Et c’est ce qu’ils firent. Ils le condamnèrent à être conduit à l’endroit où le tumulte avait commencé, et à y être exécuté de la manière la plus cruelle qu’on puisse imaginer.
On s’empara de lui pour exécuter la sentence : on le fouetta, on le gifla, on lui arracha des morceaux de chair, on le lapida, on le frappa à l’épée, et enfin on le jeta au feu et on le réduisit en cendres. Ainsi périt Fidèle.
Mais, derrière la foule, je vis dans mon rêve un char tiré par deux chevaux qui l’attendait. Et, dès que ses ennemis l’eurent tué, il fut enlevé dans ce char, dans les nuées, au son des trompettes, en direction de la porte céleste.
Le châtiment de Chrétien fut différé. Notre pèlerin retourna en prison, où il resta encore quelque temps. Celui qui gouverne toutes choses, et qui détient entre ses mains le pouvoir sur la colère des ennemis, permit que Chrétien échappât cette fois et poursuivît sa route.
Quels doux chants j’entendis de Chrétien pendant qu’il marchait! «Grande a été ta félicité dans le Seigneur, mon bon ami Fidèle», disait-il. «Tu es maintenant béni, tandis que les incrédules, dont les plaisirs sont faux et vains, se lamenteront au milieu des peines et des agonies. Bénis Dieu, ami Fidèle, et chante : ton nom sera éternel, car tu vis, bien qu’ils t’aient tué.»
Je vis alors, dans mon rêve, que Chrétien ne sortit pas seul de la ville, mais qu’il était accompagné d’Espérance, qui avait reçu ce nom en voyant la conduite de Chrétien et de Fidèle, en les écoutant et en assistant à leurs souffrances à la Foire de la Vanité.
Espérance se joignit à Chrétien et, le traitant avec paix fraternelle, lui promit qu’il serait son compagnon. Ainsi, après que Fidèle eut donné sa vie en témoignage de la vérité, un autre s’éleva de ses cendres pour être le compagnon du pèlerin; et, selon les dires d’Espérance, il y avait bien d’autres personnes dans la foire prêtes à les suivre à la première occasion.
Les deux compagnons n’avaient guère marché lorsque fut rejoint par un individu nommé Intérêt Personnel, à qui ils demandèrent d’où il venait et où il allait.
— Je viens de la ville de Belles-Paroles et je me dirige vers la Cité Céleste. — Mais il ne leur dit pas son nom.
Chrétien – Vous venez de la ville de Belles-Paroles? Y a-t-il là-bas quelqu’un de bon? (Proverbes 26:24)
Intérêt Personnel – Certainement; qui pourrait en douter?

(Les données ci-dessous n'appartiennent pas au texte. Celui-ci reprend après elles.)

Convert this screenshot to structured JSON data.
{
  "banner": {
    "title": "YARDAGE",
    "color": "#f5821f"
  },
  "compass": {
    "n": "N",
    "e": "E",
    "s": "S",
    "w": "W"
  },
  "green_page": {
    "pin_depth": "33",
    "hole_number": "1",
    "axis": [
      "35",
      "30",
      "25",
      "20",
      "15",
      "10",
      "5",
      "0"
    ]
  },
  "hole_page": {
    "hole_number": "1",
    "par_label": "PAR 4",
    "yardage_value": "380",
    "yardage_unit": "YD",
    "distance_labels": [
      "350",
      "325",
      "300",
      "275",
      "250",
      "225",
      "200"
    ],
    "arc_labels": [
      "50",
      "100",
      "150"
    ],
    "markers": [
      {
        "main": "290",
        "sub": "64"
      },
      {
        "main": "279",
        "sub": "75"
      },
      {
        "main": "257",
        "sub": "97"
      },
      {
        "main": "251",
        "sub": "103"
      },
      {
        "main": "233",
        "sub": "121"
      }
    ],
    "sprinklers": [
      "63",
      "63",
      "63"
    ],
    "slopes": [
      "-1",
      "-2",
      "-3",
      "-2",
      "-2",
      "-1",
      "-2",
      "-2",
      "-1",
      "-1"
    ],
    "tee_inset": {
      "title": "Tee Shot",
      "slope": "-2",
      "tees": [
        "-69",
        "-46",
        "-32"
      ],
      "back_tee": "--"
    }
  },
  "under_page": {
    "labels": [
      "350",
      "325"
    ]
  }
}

Chrétien – Auriez-vous la bonté de me dire votre nom?
Intérêt Personnel – Mon cher, je suis pour vous un étranger, comme vous l’êtes pour moi; si vous suivez ce chemin, je me réjouirai de votre compagnie; sinon, je passerai mon chemin.
Chrétien – J’ai entendu parler à plusieurs reprises de cette ville de Belles-Paroles. On dit que c’est une terre de grandes richesses.
Intérêt Personnel – Presque tous les habitants sont commerçants; j’y ai moi-même de très riches parents.